- Directed by: Yuvin
- Written by: Yuvin
- Produced by: Team Trivarga
- Starring: Chandan Achar; Lasya Nagaraj;
- Cinematography: Uday Leela
- Edited by: Madhu Thumbakere
- Music by: Prajoth D'sa
- Distributed by: Studio 18
- Release date: 5 February 2021;
- Running time: 110 minutes
- Country: India
- Language: Kannada

= Mangalavara Rajaadina =

Indian Kannada-language romantic comedy film

Mangalavara Rajaadina is a 2021 Indian Kannada-language Romantic comedy film written and directed by Yuvin. Produced by Team Trivarga and distributed by Studio 18 Starring Chandan Achar and Lasya Nagaraj, with a music score by Prajoth D'sa and background score by Ritvik Muralidhar.

==Plot==
Kumara is a barber, A School dropout who works with his father salon to carry on the family business.
Their lower-middle-class existence is filled with loans and ideals. But Kumara one wish in life is to style the hair of superstar Kannada actor Kichcha Sudeepa.
Kumara's friends and Abhi introduce him to Martin Luther who climes to be a close associate of Kannada superstar Sudeep and promises to help him fulfill his fanboy dream.
Kumara shares his family story and friendship with Seetal and Abhi. Kumar's father was ill and Sudeep comes and save him at the end makes the story.

==Cast==
- Chandan Achar as Kumara
- Lasya Nagaraj as Seetal
- Gopalkrishnan Deshpande as Madeva
- Rajnikanth as Abhi
- Jahangir as Martin Luther
- Sudeepa as Himself

== Music ==

Prajoth D'sa composed the title song, "Mangalavara Rajaadina". Background score was programmed by Rithvik muralidhar.

Track list
| No. | Title | Lyrics | Singer(s) | Length |
|---|---|---|---|---|
| 1. | "Mangalavara Rajaadina" | Yogaraj Bhat | Vijay Prakash | 3:47 |
| 2. | "Koole" | Yuvin, Uday Leela | Naveen Sajju | 2:51 |
| 3. | "Neene Guru" | Ghouse Peer | Puneeth Rajkumar | 3:40 |

==Reception==

Reviewing Mangalavara Rajaadina for The Times of India, Sunayana Suresh gives two and a half out of five stars and stats Mangalavara Rajaadina is a bittersweet tale that begins on a fabulous note. The story might not reach its full potential, but it still might make a good one-time watch.
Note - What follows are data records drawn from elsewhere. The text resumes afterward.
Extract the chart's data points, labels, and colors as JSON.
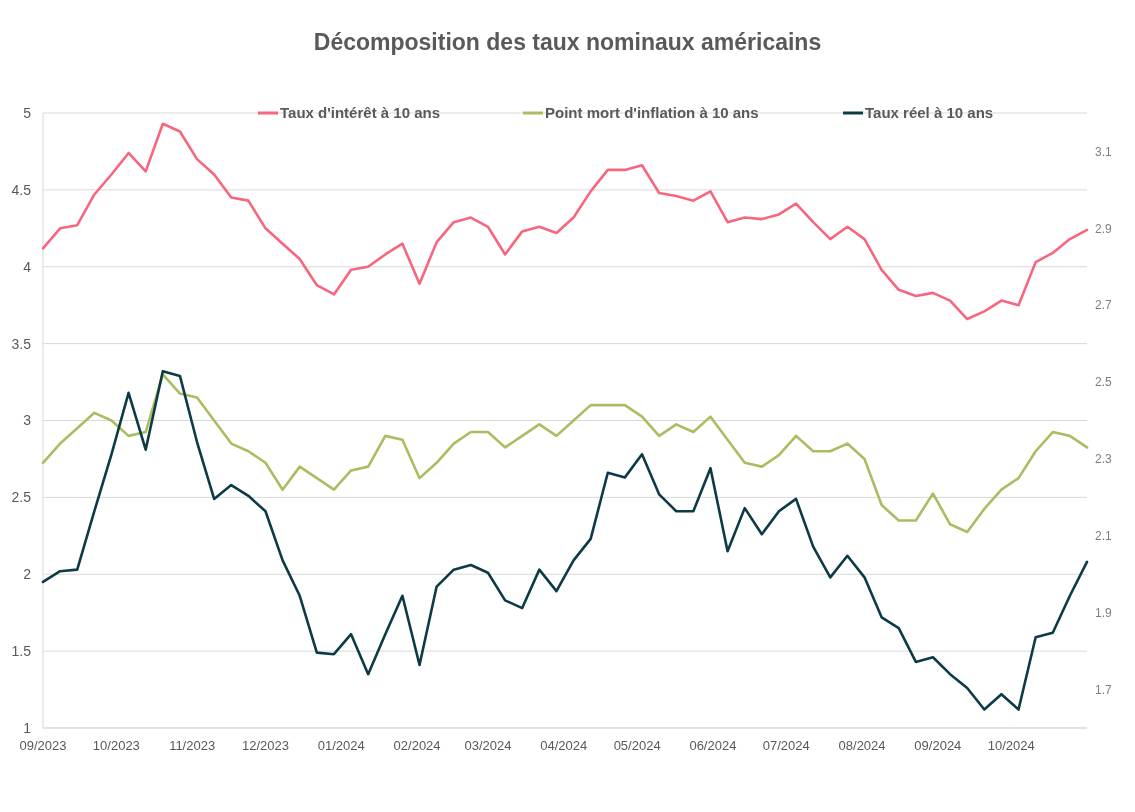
{
  "chart_data": {
    "type": "line",
    "title": "Décomposition des taux nominaux américains",
    "x": [
      "2023-09-01",
      "2023-09-08",
      "2023-09-15",
      "2023-09-22",
      "2023-09-29",
      "2023-10-06",
      "2023-10-13",
      "2023-10-20",
      "2023-10-27",
      "2023-11-03",
      "2023-11-10",
      "2023-11-17",
      "2023-11-24",
      "2023-12-01",
      "2023-12-08",
      "2023-12-15",
      "2023-12-22",
      "2023-12-29",
      "2024-01-05",
      "2024-01-12",
      "2024-01-19",
      "2024-01-26",
      "2024-02-02",
      "2024-02-09",
      "2024-02-16",
      "2024-02-23",
      "2024-03-01",
      "2024-03-08",
      "2024-03-15",
      "2024-03-22",
      "2024-03-29",
      "2024-04-05",
      "2024-04-12",
      "2024-04-19",
      "2024-04-26",
      "2024-05-03",
      "2024-05-10",
      "2024-05-17",
      "2024-05-24",
      "2024-05-31",
      "2024-06-07",
      "2024-06-14",
      "2024-06-21",
      "2024-06-28",
      "2024-07-05",
      "2024-07-12",
      "2024-07-19",
      "2024-07-26",
      "2024-08-02",
      "2024-08-09",
      "2024-08-16",
      "2024-08-23",
      "2024-08-30",
      "2024-09-06",
      "2024-09-13",
      "2024-09-20",
      "2024-09-27",
      "2024-10-04",
      "2024-10-11",
      "2024-10-18",
      "2024-10-25",
      "2024-11-01"
    ],
    "xlim": [
      "2023-09-01",
      "2024-11-01"
    ],
    "xticks": [
      {
        "value": "2023-09-01",
        "label": "09/2023"
      },
      {
        "value": "2023-10-01",
        "label": "10/2023"
      },
      {
        "value": "2023-11-01",
        "label": "11/2023"
      },
      {
        "value": "2023-12-01",
        "label": "12/2023"
      },
      {
        "value": "2024-01-01",
        "label": "01/2024"
      },
      {
        "value": "2024-02-01",
        "label": "02/2024"
      },
      {
        "value": "2024-03-01",
        "label": "03/2024"
      },
      {
        "value": "2024-04-01",
        "label": "04/2024"
      },
      {
        "value": "2024-05-01",
        "label": "05/2024"
      },
      {
        "value": "2024-06-01",
        "label": "06/2024"
      },
      {
        "value": "2024-07-01",
        "label": "07/2024"
      },
      {
        "value": "2024-08-01",
        "label": "08/2024"
      },
      {
        "value": "2024-09-01",
        "label": "09/2024"
      },
      {
        "value": "2024-10-01",
        "label": "10/2024"
      }
    ],
    "ylim": [
      1,
      5
    ],
    "yticks": [
      1,
      1.5,
      2,
      2.5,
      3,
      3.5,
      4,
      4.5,
      5
    ],
    "y2lim": [
      1.6,
      3.2
    ],
    "y2ticks": [
      1.7,
      1.9,
      2.1,
      2.3,
      2.5,
      2.7,
      2.9,
      3.1
    ],
    "grid": "y",
    "legend": "top",
    "marker": "none",
    "line_style": "solid",
    "series": [
      {
        "name": "Taux d'intérêt à 10 ans",
        "color": "#f7667f",
        "values": [
          4.12,
          4.25,
          4.27,
          4.47,
          4.6,
          4.74,
          4.62,
          4.93,
          4.88,
          4.7,
          4.6,
          4.45,
          4.43,
          4.25,
          4.15,
          4.05,
          3.88,
          3.82,
          3.98,
          4.0,
          4.08,
          4.15,
          3.89,
          4.16,
          4.29,
          4.32,
          4.26,
          4.08,
          4.23,
          4.26,
          4.22,
          4.32,
          4.49,
          4.63,
          4.63,
          4.66,
          4.48,
          4.46,
          4.43,
          4.49,
          4.29,
          4.32,
          4.31,
          4.34,
          4.41,
          4.29,
          4.18,
          4.26,
          4.18,
          3.98,
          3.85,
          3.81,
          3.83,
          3.78,
          3.66,
          3.71,
          3.78,
          3.75,
          4.03,
          4.09,
          4.18,
          4.24
        ]
      },
      {
        "name": "Point mort d'inflation à  10 ans",
        "color": "#a9bd61",
        "axis": "y2",
        "values": [
          2.29,
          2.34,
          2.38,
          2.42,
          2.4,
          2.36,
          2.37,
          2.52,
          2.47,
          2.46,
          2.4,
          2.34,
          2.32,
          2.29,
          2.22,
          2.28,
          2.25,
          2.22,
          2.27,
          2.28,
          2.36,
          2.35,
          2.25,
          2.29,
          2.34,
          2.37,
          2.37,
          2.33,
          2.36,
          2.39,
          2.36,
          2.4,
          2.44,
          2.44,
          2.44,
          2.41,
          2.36,
          2.39,
          2.37,
          2.41,
          2.35,
          2.29,
          2.28,
          2.31,
          2.36,
          2.32,
          2.32,
          2.34,
          2.3,
          2.18,
          2.14,
          2.14,
          2.21,
          2.13,
          2.11,
          2.17,
          2.22,
          2.25,
          2.32,
          2.37,
          2.36,
          2.33
        ]
      },
      {
        "name": "Taux réel à 10 ans",
        "color": "#0d3b45",
        "values": [
          1.95,
          2.02,
          2.03,
          2.41,
          2.78,
          3.18,
          2.81,
          3.32,
          3.29,
          2.86,
          2.49,
          2.58,
          2.51,
          2.41,
          2.09,
          1.86,
          1.49,
          1.48,
          1.61,
          1.35,
          1.61,
          1.86,
          1.41,
          1.92,
          2.03,
          2.06,
          2.01,
          1.83,
          1.78,
          2.03,
          1.89,
          2.09,
          2.23,
          2.66,
          2.63,
          2.78,
          2.52,
          2.41,
          2.41,
          2.69,
          2.15,
          2.43,
          2.26,
          2.41,
          2.49,
          2.18,
          1.98,
          2.12,
          1.98,
          1.72,
          1.65,
          1.43,
          1.46,
          1.35,
          1.26,
          1.12,
          1.22,
          1.12,
          1.59,
          1.62,
          1.86,
          2.08
        ]
      }
    ]
  }
}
In his review for thehansindia.com, Nischith N gives two and a half out of five star and states as "Mangalavara Rajaadina’ is nothing out-of-box and still a one-time watch..". For the New Indian Express, A.Sharadhaa gave three stars from five with praise for the screenplay, Sharadhaa commented: " ... Mangalavara Rajaadina paints a vivid picture of a middle-class family and a commoner's dreams, while also catering to all sections of the audience. ...".